Milbenkäse: „Igitt“ oder doch „Hmm, lecker“?

Forscher entlocken Milbenkäse das Aroma-Geheimnis

28.04.2016 - Deutschland

Der „Würchwitzer Milbenkäse“ gehört zu den teuersten deutschen Käsesorten. Woher aber kommt sein Zitrus-Aroma? Dieser bislang ungeklärten Frage gingen Biologen der TU Darmstadt nach. Sie fanden heraus: Milben helfen nicht nur bei der Reifung, sondern prägen mit ihren Abwehrstoffen den Geschmack.

Sandra Junker / TU Darmstadt

Ein „Würchwitzer Milbenkäse“ mit von lebenden Milben dicht besiedelter Käserinde.

Sandra Junker / TU Darmstadt

Die Milben werden mit einem Pinsel vom Käse gesammelt und in ein Lösungsmittel (Hexan) überführt.
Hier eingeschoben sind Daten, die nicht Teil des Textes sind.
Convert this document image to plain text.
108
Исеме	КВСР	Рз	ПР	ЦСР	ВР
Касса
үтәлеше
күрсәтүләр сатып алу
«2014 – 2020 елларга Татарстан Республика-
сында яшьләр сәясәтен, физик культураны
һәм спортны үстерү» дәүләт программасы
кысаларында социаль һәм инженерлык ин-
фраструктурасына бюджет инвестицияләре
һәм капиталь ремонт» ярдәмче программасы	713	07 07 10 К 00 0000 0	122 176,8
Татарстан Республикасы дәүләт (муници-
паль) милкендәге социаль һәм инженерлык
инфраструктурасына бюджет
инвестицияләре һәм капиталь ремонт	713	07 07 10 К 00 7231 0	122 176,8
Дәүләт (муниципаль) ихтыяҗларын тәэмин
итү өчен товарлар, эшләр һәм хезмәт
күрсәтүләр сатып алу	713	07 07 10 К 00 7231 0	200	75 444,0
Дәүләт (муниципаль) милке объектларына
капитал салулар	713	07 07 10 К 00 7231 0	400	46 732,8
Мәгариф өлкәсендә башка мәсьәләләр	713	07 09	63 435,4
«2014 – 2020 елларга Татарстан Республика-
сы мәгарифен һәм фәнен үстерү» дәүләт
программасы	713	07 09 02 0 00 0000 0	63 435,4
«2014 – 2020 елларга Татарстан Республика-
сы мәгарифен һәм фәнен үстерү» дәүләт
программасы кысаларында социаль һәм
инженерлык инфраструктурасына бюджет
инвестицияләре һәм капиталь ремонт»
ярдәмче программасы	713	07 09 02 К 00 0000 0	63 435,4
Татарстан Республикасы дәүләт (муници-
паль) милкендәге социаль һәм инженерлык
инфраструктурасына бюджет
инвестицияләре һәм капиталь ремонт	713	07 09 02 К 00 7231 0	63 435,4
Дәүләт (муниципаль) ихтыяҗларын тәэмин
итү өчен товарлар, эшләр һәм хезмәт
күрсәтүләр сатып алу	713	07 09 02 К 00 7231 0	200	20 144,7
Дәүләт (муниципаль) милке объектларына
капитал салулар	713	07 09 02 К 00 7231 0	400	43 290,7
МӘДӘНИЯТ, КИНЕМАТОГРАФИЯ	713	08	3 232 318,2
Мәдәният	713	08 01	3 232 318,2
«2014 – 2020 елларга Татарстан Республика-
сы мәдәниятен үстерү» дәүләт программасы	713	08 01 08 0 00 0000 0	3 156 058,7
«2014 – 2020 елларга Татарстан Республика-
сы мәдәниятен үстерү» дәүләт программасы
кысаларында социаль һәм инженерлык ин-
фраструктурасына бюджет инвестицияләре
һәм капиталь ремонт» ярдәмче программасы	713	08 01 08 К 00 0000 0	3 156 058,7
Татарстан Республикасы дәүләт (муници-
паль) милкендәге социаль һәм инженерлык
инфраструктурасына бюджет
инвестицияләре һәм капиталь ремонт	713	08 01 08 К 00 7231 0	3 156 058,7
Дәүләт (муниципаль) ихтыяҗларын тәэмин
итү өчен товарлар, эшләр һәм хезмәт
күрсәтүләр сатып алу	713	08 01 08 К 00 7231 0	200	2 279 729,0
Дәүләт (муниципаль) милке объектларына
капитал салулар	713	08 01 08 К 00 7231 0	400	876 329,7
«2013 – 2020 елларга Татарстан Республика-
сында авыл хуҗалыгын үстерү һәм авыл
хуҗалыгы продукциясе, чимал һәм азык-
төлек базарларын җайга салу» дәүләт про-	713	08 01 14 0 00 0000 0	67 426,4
Hier geben sie ihr Wehrsekret ab, es löst sich und kann dann chemisch untersucht werden.

Sandra Junker / TU Darmstadt
Sandra Junker / TU Darmstadt

Wenn Milben einen Käse befallen, gilt er normalerweise als verdorben. Nicht so beim „Würchwitzer Milbenkäse“: Dieser wird bei der Herstellung willentlich mit tausenden der Tierchen versetzt – die Milben leben dann mehrere Monate auf dem Käse, unterstützen so dessen Reifung, und machen ihn zu einem der teuersten Käse Deutschlands. Der Würchwitzer Milbenkäse zeichnet sich zum einen durch seinen kümmelartigen Geschmack aus, zum anderen wird er schon seit hunderten von Jahren wegen seines fruchtigen Aromas geschätzt. So schrieb der Arzt und Parasitenforscher Friedrich Küchenmeister schon 1881: „Bekanntlich wird Acarus siro [die Käsemilbe] in manchen Gegenden Deutschlands von Landwirten förmlich (in sogenannten Milbenkisten) gezüchtet, um den Milbenkäse, der wegen seines zitronensäuerlichen Geschmackes von Gourmands geliebt wird, herstellen zu können.“ Mittlerweile haben die Würchwitzer ihren Käsemilben sogar ein Denkmal gesetzt und ein Stückchen des berühmt-berüchtigten Käses zur Internationalen Raumstation ISS entsandt.

Woher aber kommt der fruchtige Geschmack? Das war bis jetzt unbekannt und kann durch die zugesetzten Gewürze nicht wirklich erklärt werden. Der Frage gingen der Milbenkundler Dr. Michael Heethoff und sein Doktorand Adrian Brückner aus der Arbeitsgruppe „Ökologische Netzwerke“ im Fachbereich Biologie der TU Darmstadt nach. Was als Käse-Tasting begann, wurde schnell zur Suche nach den chemischen Ursachen für das Zitrus-Aroma. Zunächst entfernten die Forscher alle Milben und untersuchten das Duft-Bouquet des Käses ohne seine Bewohner. Hier konnten sie jedoch keine zitronenartigen Duftstoffe nachweisen. Käsemilben zeichnen sich, neben ihrer Vorliebe für Käse, dadurch aus, dass sie sich ihre Feinde mit einem abschreckenden Wehrsekret vom Leibe halten. Und in ebendiesem Sekret fanden die Wissenschaftler unter anderem Neral, eine der Hauptkomponenten des Zitronenöls. Der fruchtige Charakter des Käses begründet sich also nicht durch die eigentliche Herstellung, sondern erklärt sich vielmehr durch eine Abwehrreaktion der Milben beim Schneiden und Zerkauen der Delikatesse. Für das volle Aroma des Milbenkäses sind also die Milben unverzichtbar.

Neben dem deutschen Milbenkäse gibt es übrigens auch noch den französischen Mimolette, welcher ebenfalls mithilfe von Käsemilben reift. Auch bei diesem fanden die Forscher Neral und konnten die zitronenartige Geschmacksnote somit den Käsemilben zuschreiben.